Puede ilustrar lo que precede la rica y apreciable biblioteca del historiador don Vetilio Afau Durán cuyos hijos, particularmente Vetilio y Salvador Alfau del Valle, han logrado mantener el mismo criterio de preservación de su padre por las obras y publicaciones periódicas (revistas, etc.) que constituían su valiosa biblioteca y, al mismo tiempo, tratan de enriquecerla y ponerla al día frente a la avalancha de libros y revistas que, gracias a los bajos costos, y a las nuevas tecnologías han proporcionado a la industria del libro.
Los hermanos Alfau del Valle le han dado vida a la colección de su padre al ponerla a disposición de investigadores, editores e intelectuales dedicados al estudio de la historia del libro en Santo Domingo.
En la rica colección del historiador Vetilio Alfau Durán se encuentran libros que no circularon por razones políticas durante la dictadura de Trujillo así como otros cuya edición no superaba los cien ejemplares. En la biblioteca de don Vetilio se conserva una gran parte del pasado editorial de República Dominicana. En República Dominicana, como en casi toda la América hispánica, hay dos países: Santo Domingo, la Capital, y las provincias que la constituyen. Hoy este criterio se ha ido reduciendo gracias al progreso tecnológico y a las autovías de la comunicación, sobre todo gracias a los medios de transporte y a la internet, por ejemplo.

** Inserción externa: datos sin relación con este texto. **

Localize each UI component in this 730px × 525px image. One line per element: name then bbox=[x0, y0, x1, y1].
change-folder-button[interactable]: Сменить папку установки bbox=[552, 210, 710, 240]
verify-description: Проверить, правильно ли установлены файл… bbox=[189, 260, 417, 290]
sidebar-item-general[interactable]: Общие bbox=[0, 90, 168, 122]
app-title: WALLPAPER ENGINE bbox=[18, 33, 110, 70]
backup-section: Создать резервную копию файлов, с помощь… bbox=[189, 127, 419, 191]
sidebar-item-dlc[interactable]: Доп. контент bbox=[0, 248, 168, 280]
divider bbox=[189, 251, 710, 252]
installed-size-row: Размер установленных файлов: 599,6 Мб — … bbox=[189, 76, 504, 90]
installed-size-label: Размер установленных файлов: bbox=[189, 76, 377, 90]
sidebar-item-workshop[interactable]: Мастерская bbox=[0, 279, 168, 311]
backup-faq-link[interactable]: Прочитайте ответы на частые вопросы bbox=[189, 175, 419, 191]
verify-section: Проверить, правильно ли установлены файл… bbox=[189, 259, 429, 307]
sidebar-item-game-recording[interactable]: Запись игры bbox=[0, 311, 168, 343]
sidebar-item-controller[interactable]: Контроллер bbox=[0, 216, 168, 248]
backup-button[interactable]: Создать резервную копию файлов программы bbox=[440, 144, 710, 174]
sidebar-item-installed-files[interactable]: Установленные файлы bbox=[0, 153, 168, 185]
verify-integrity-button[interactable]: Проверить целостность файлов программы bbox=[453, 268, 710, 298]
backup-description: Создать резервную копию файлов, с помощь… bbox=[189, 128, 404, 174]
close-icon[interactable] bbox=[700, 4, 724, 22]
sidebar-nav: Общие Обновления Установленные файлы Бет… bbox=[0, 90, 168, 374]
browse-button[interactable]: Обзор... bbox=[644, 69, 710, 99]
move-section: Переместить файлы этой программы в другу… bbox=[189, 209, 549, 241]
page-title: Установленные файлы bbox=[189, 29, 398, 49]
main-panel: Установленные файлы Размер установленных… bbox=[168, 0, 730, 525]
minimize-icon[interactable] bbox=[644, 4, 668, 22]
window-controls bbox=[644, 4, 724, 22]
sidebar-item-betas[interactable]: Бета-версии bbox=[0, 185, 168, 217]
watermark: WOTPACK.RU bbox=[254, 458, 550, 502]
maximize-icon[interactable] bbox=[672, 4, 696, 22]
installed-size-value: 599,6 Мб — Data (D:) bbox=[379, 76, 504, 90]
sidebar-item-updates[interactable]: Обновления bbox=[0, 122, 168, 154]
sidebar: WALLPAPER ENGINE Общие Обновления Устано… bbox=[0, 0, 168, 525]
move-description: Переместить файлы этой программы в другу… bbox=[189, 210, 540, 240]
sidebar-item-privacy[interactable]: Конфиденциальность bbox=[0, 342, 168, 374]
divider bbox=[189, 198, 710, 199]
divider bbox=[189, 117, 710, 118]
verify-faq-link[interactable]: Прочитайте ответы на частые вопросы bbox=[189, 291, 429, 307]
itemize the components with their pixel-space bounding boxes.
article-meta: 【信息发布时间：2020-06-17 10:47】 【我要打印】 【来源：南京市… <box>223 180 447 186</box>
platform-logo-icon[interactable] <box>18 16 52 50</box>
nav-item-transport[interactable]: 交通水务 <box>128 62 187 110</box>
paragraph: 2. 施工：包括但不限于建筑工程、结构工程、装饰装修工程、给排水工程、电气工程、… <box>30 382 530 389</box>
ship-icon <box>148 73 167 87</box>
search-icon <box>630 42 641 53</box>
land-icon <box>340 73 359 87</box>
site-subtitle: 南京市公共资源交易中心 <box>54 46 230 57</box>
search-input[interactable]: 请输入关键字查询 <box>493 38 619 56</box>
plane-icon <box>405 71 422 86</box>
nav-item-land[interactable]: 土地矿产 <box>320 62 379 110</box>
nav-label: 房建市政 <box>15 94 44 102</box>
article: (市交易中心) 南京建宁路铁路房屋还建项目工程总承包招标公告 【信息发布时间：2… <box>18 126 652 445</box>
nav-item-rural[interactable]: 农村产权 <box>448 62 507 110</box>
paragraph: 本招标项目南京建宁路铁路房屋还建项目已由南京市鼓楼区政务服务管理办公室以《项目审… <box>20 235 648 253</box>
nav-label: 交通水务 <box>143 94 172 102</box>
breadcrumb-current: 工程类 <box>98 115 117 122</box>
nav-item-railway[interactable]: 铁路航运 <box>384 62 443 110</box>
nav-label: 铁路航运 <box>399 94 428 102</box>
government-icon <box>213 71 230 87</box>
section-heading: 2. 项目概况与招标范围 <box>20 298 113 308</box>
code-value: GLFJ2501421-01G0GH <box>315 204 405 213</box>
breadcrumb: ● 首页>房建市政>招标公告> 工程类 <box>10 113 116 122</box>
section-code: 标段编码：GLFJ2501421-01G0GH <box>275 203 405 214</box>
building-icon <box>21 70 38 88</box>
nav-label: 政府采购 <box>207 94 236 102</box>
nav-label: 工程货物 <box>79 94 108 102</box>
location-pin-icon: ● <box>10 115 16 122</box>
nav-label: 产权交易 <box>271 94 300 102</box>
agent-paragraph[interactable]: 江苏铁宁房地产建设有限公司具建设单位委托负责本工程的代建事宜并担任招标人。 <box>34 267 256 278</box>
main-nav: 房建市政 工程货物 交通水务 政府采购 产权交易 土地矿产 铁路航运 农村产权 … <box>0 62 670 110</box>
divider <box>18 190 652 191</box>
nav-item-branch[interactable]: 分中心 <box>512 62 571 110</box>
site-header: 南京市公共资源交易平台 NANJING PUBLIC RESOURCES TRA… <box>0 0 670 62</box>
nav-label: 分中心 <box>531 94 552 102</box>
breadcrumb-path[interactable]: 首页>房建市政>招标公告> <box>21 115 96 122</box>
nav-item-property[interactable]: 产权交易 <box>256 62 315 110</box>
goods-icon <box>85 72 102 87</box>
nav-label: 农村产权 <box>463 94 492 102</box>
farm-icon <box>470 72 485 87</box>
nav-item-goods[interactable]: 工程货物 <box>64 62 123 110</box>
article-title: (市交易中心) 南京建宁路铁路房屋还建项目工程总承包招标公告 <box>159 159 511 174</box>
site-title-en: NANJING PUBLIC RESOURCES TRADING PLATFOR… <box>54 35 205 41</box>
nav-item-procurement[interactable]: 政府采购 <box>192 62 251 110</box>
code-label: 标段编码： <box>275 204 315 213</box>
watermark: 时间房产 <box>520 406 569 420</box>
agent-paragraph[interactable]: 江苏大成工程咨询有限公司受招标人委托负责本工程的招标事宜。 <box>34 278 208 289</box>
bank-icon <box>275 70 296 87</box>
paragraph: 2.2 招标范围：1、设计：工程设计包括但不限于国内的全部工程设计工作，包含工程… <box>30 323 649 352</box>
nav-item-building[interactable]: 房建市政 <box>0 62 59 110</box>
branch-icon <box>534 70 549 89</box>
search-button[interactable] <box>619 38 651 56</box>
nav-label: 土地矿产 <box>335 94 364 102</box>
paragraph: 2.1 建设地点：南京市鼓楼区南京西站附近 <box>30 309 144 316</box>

Toda biblioteca privada, por diversa que sea, corresponde a la preferencia de su propietario. El Estado y algunas instituciones privadas podrían eventualmente evitar la dispersión comprando algunas de esas valiosas bibliotecas particulares (como la de Alfau Durán) que se han constituido en República Dominicana después que Javier Angulo Guridi publicó en 1843 sus Ensayos poéticos, primer libro de un dominicano. Los bibliófilos y bibliómanos que no quieren ver dispersas su colección pueden pensar en donarla antes de que sus herederos la fragmenten para subvenir a necesidades imperiosas.